Since I’ve had little time to write code the last few weeks, let’s take a look at some past projects: today, we’ll take a look at Cubeland, my take on the cube voxel world game genre, à la Minecraft.

This isn’t actually even the first time I’ve tried doing this: the first attempt I made back in 2015 when I was still in high school. I gave it another crack my freshman year at university and made some advances, but performance was very poor. Having been inspired by a special topics computer graphics course, and perhaps more GPU power than is really necessary, I spent most of the winter holidays (and then some…) working on Cubeland.

After all, how difficult could it be to draw a bunch of cubes? Especially when writing code in a language like C++ that’s so much more efficient than Minecraft’s Java?

Turns out, very.

Engine

Instead of using an off the shelf game engine like Unity, I decided from the start I would write my own engine for this game. After all, the low level graphics stuff is the most fun! I’m using SDL2 to handle all my windowing needs and to get the GL context set up. This is SO much better than glfw or any of those other libraries used by tutorials out there. Infinitely more flexible, and it gives you a proper event loop which is absolutely crucial to handle input properly.

I also wrote some small object-oriented wrappers around OpenGL objects like textures, shaders, buffers, and so on. This makes working with them a little easier (much fewer raw GL calls scattered around) and allows for more effective error handling.

Beyond that, the engine uses a pretty bog standard deferred shading setup. In the first rendering stage, the world geometry is drawn into the G-buffer: a set of textures defining a particular on-screen pixel’s depth and material attributes such as color and surface normals. Later stages take this G-buffer as an input, and perform calculations like lighting, bloom, shadows, and even faking antialiasing using FXAA.

Cube Optimizations

At this point, with only a few days of work, I was able to get my first cubes on the screen. Success!

However, once I scaled this up to more realistic world sizes, the performance problem quickly became apparent. A large majority of the blocks aren’t visible whatsoever, yet we’re wasting both memory to store their vertices, and valuable draw calls to draw them. Since the geometry wasn’t ordered, we couldn’t rely on the GPU to do an efficient job of culling occluded fragments: some profiling revealed ridiculous 50-100x overdraw in some cases.

Each chunk (of 256x256x256 blocks) was further subdivided into globules, each of which are 1/4th the size on each axis.
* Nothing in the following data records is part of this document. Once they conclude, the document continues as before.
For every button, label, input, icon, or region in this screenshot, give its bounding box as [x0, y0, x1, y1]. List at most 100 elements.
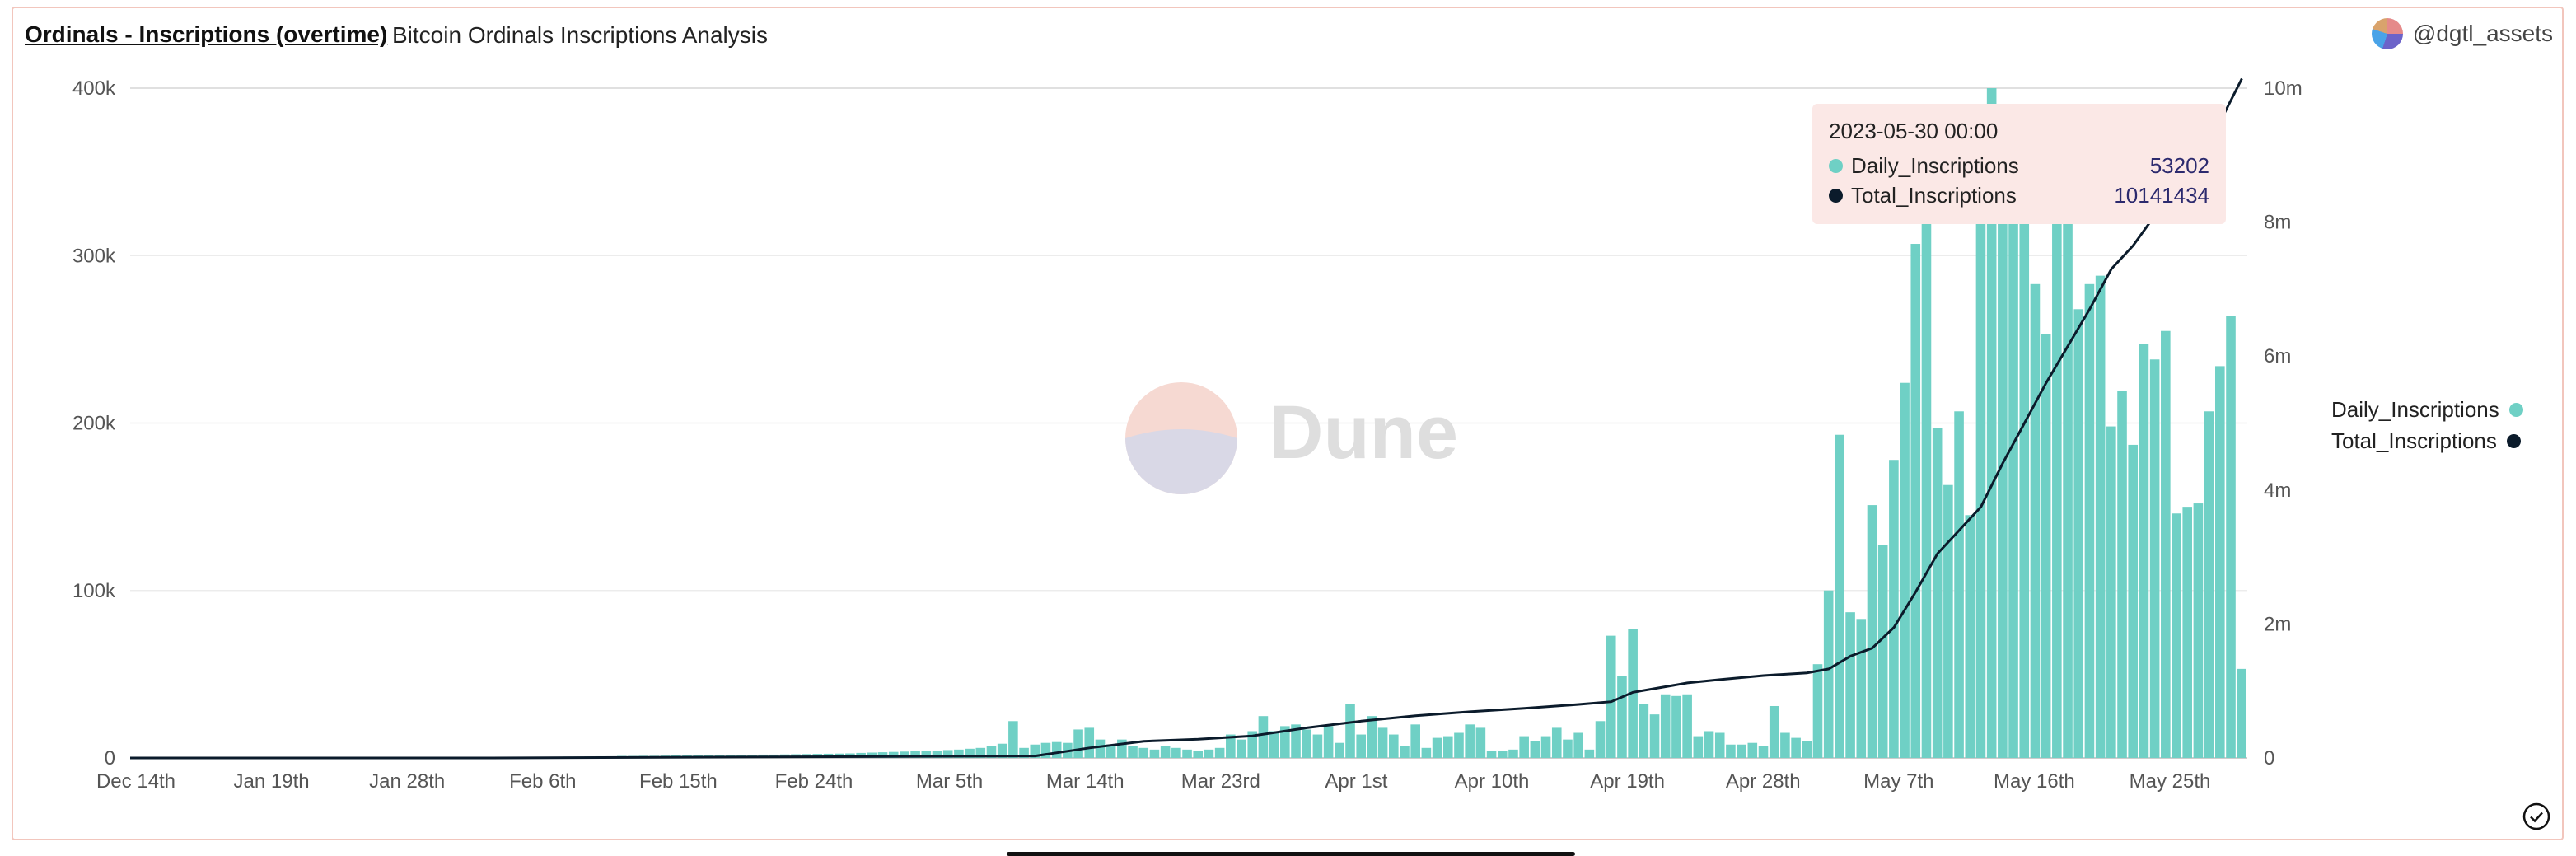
total-inscriptions-line [130, 77, 2243, 760]
daily-bars [486, 88, 2246, 759]
legend-dot-icon [2508, 402, 2523, 417]
daily-bar [2193, 503, 2204, 758]
daily-bar [1247, 731, 1258, 758]
daily-bar [1040, 742, 1051, 758]
daily-bar [1867, 505, 1877, 758]
daily-bar [1943, 484, 1953, 758]
chart-title-link[interactable]: Ordinals - Inscriptions (overtime) [25, 21, 388, 47]
daily-bar [1584, 749, 1595, 758]
daily-bar [997, 743, 1007, 758]
daily-bar [1019, 747, 1029, 758]
daily-bar [1965, 515, 1975, 758]
daily-bar [1106, 744, 1116, 758]
y-left-tick-label: 0 [105, 747, 115, 769]
daily-bar [1367, 716, 1377, 758]
daily-bar [1877, 545, 1888, 758]
y-axis-right: 0 2m 4m 6m 8m 10m [2264, 77, 2303, 769]
y-right-tick-label: 8m [2264, 212, 2291, 234]
y-left-tick-label: 100k [72, 580, 116, 602]
daily-bar [1258, 716, 1269, 758]
legend-item-daily[interactable]: Daily_Inscriptions [2331, 394, 2523, 425]
daily-bar [1226, 734, 1236, 758]
y-right-tick-label: 6m [2264, 345, 2291, 367]
daily-bar [932, 751, 942, 758]
x-tick-label: Mar 5th [916, 770, 983, 793]
daily-bar [1486, 751, 1497, 758]
daily-bar [867, 752, 877, 758]
daily-bar [910, 751, 920, 758]
user-name: @dgtl_assets [2412, 21, 2553, 46]
daily-bar [2052, 205, 2062, 758]
daily-bar [1475, 727, 1486, 758]
daily-bar [900, 751, 909, 758]
tooltip-row: Total_Inscriptions 10141434 [1829, 180, 2209, 210]
daily-bar [1551, 727, 1562, 758]
daily-bar [1442, 736, 1453, 758]
x-tick-label: Apr 28th [1726, 770, 1801, 793]
daily-bar [1128, 746, 1138, 758]
daily-bar [1388, 734, 1399, 758]
daily-bar [1237, 739, 1246, 758]
daily-bar [1954, 411, 1964, 758]
tooltip-series-name: Daily_Inscriptions [1851, 152, 2019, 178]
tooltip-series-name: Total_Inscriptions [1851, 182, 2017, 208]
daily-bar [1095, 739, 1106, 758]
x-tick-label: Feb 6th [509, 770, 576, 793]
daily-bar [2008, 155, 2018, 759]
y-right-tick-label: 0 [2264, 747, 2274, 769]
x-tick-label: May 25th [2130, 770, 2211, 793]
daily-bar [2073, 309, 2084, 758]
daily-bar [2084, 283, 2095, 758]
scroll-indicator [1007, 852, 1575, 856]
watermark-text: Dune [1269, 391, 1458, 475]
daily-bar [1769, 705, 1779, 758]
check-circle-icon[interactable] [2522, 802, 2550, 830]
daily-bar [954, 749, 964, 758]
dune-watermark: Dune [1125, 382, 1458, 494]
daily-bar [2204, 411, 2214, 758]
daily-bar [1747, 742, 1758, 758]
daily-bar [1835, 434, 1844, 758]
x-tick-label: Mar 14th [1046, 770, 1124, 793]
legend-dot-icon [2506, 433, 2521, 448]
daily-bar [1617, 676, 1627, 758]
tooltip-dot-total [1829, 188, 1843, 203]
daily-bar [2161, 330, 2171, 758]
daily-bar [1400, 746, 1410, 758]
x-tick-label: Feb 24th [775, 770, 853, 793]
daily-bar [1845, 612, 1855, 758]
daily-bar [1823, 590, 1834, 758]
daily-bar [2095, 275, 2106, 758]
daily-bar [1356, 734, 1366, 758]
daily-bar [2106, 426, 2116, 758]
daily-bar [2030, 283, 2041, 758]
y-right-tick-label: 4m [2264, 479, 2291, 502]
daily-bar [1986, 88, 1997, 758]
daily-bar [1563, 739, 1573, 758]
daily-bar [1671, 695, 1681, 758]
daily-bar [1802, 741, 1812, 758]
daily-bar [1921, 133, 1932, 758]
x-tick-label: Apr 10th [1455, 770, 1530, 793]
daily-bar [2128, 444, 2139, 758]
y-left-tick-label: 400k [72, 77, 116, 100]
daily-bar [1660, 694, 1671, 758]
daily-bar [1780, 732, 1790, 758]
daily-bar [1737, 744, 1746, 758]
y-left-tick-label: 300k [72, 245, 116, 267]
daily-bar [1335, 742, 1344, 758]
daily-bar [1073, 729, 1083, 758]
daily-bar [1791, 737, 1801, 758]
y-axis-left: 0 100k 200k 300k 400k [72, 77, 116, 769]
daily-bar [1606, 635, 1616, 758]
legend: Daily_Inscriptions Total_Inscriptions [2331, 394, 2523, 456]
x-tick-label: Jan 28th [369, 770, 445, 793]
legend-label: Daily_Inscriptions [2331, 396, 2499, 422]
x-tick-label: May 7th [1863, 770, 1933, 793]
daily-bar [2182, 507, 2193, 758]
user-badge[interactable]: @dgtl_assets [2371, 18, 2553, 49]
legend-item-total[interactable]: Total_Inscriptions [2331, 425, 2523, 456]
daily-bar [1758, 746, 1769, 758]
daily-bar [1693, 736, 1704, 758]
daily-bar [1214, 747, 1225, 758]
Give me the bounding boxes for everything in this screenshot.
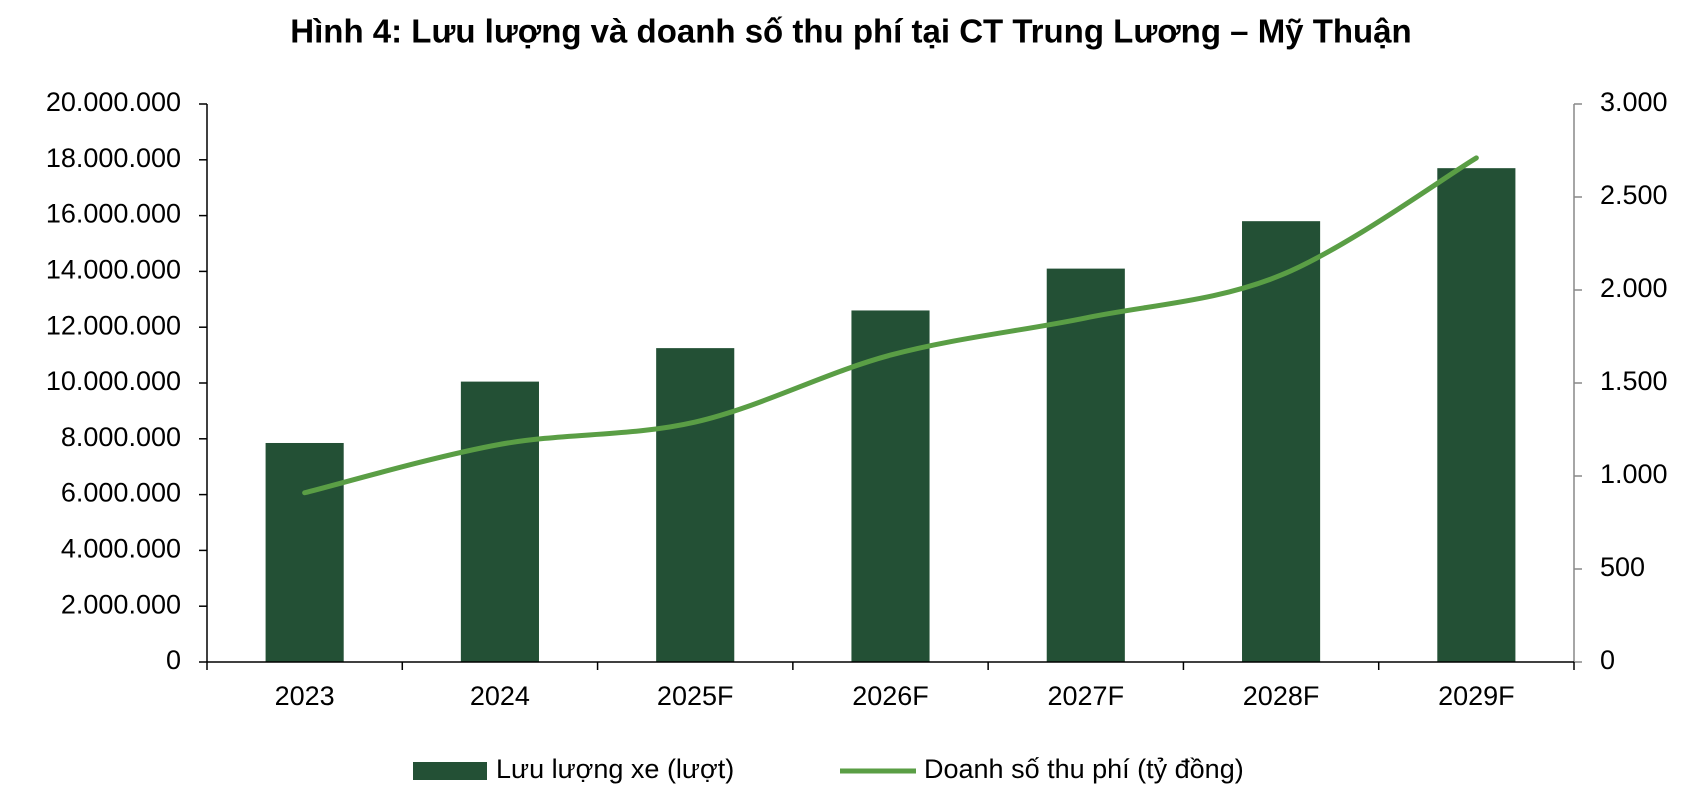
y2-tick-label: 1.500: [1600, 366, 1668, 396]
y-tick-label: 4.000.000: [61, 534, 181, 564]
x-tick-label: 2028F: [1243, 681, 1320, 711]
x-tick-label: 2025F: [657, 681, 734, 711]
y2-tick-label: 3.000: [1600, 87, 1668, 117]
x-tick-label: 2023: [275, 681, 335, 711]
bar: [460, 381, 539, 662]
y2-tick-label: 0: [1600, 645, 1615, 675]
x-tick-label: 2026F: [852, 681, 929, 711]
y-tick-label: 8.000.000: [61, 422, 181, 452]
y-tick-label: 2.000.000: [61, 589, 181, 619]
legend-label: Doanh số thu phí (tỷ đồng): [924, 754, 1244, 784]
chart-title: Hình 4: Lưu lượng và doanh số thu phí tạ…: [290, 13, 1411, 50]
y-tick-label: 6.000.000: [61, 478, 181, 508]
bar: [851, 310, 930, 662]
x-tick-label: 2029F: [1438, 681, 1515, 711]
bar: [1242, 221, 1321, 662]
y2-tick-label: 500: [1600, 552, 1645, 582]
x-tick-label: 2027F: [1048, 681, 1125, 711]
legend-swatch: [413, 762, 487, 780]
y2-tick-label: 2.500: [1600, 180, 1668, 210]
y2-tick-label: 2.000: [1600, 273, 1668, 303]
bar: [656, 348, 735, 662]
y2-tick-label: 1.000: [1600, 459, 1668, 489]
y-tick-label: 0: [166, 645, 181, 675]
y-tick-label: 12.000.000: [46, 310, 181, 340]
y-tick-label: 18.000.000: [46, 143, 181, 173]
y-tick-label: 16.000.000: [46, 199, 181, 229]
bar: [1046, 268, 1125, 662]
y-tick-label: 20.000.000: [46, 87, 181, 117]
line: [302, 155, 1479, 496]
legend-label: Lưu lượng xe (lượt): [496, 754, 734, 784]
bar: [1437, 168, 1516, 663]
y-tick-label: 14.000.000: [46, 255, 181, 285]
bar: [265, 442, 344, 662]
y-tick-label: 10.000.000: [46, 366, 181, 396]
x-tick-label: 2024: [470, 681, 530, 711]
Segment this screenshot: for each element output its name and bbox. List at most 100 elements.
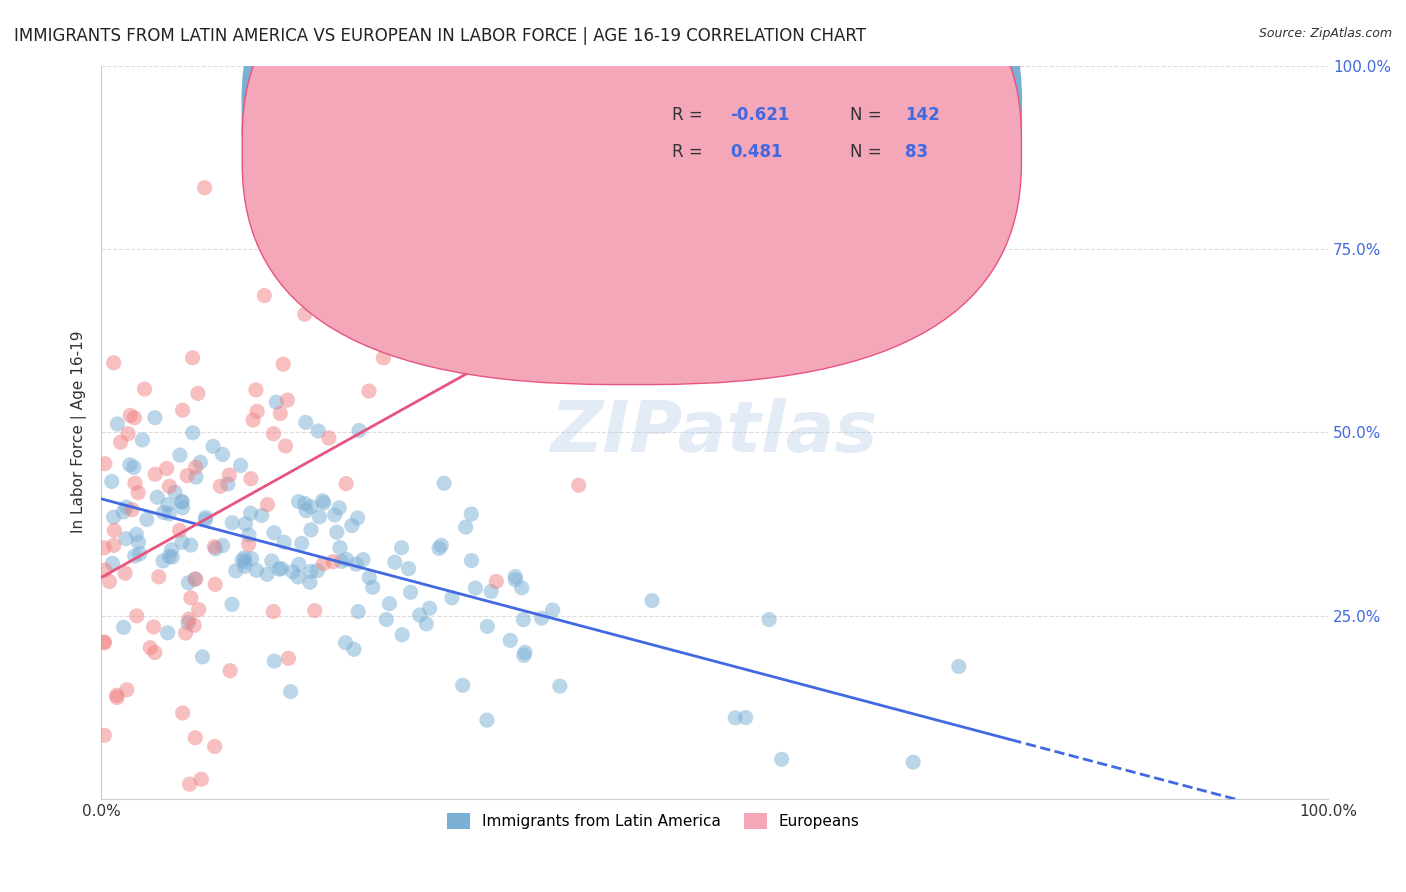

Each globule maintains its own buffers for drawing, using optimized (8 or 16 bit packed integers) representations for each block. When drawing a chunk, we simply request to draw all its constituient globules.

For each globule, we create a bitmap of which blocks are considered to be solid (such as dirt) and which are transparent (air or glass.) Using that map, it is trivial to detect whether a block may be visible: if any of the six adjacent blocks touching it are transparent, we decide to further check which faces are visible, and produce vertices for only those.

The downside of this approach, as implemented, is that there is a good bit of latency to turn chunk data in memory into vertices, since a lot of computation needs to happen. However, this all parallelizes excellently (each globule can be calculated individually once the air bitmap has been produced) so this is easily hidden. The absolutely huge benefit is that when updating a chunk (placing/removing blocks) updates are essentially instant.

While air blocks obviously aren’t drawn, glass blocks are: these are drawn in a second render pass after all solid blocks are drawn. The vertices (or rather, the index buffer) is sorted in descending distance from the camera. It is possible to implement order-independent transparency but I didn’t feel like going down that rabbit hole. There are not really enough transparent blocks to make this a huge performance problem.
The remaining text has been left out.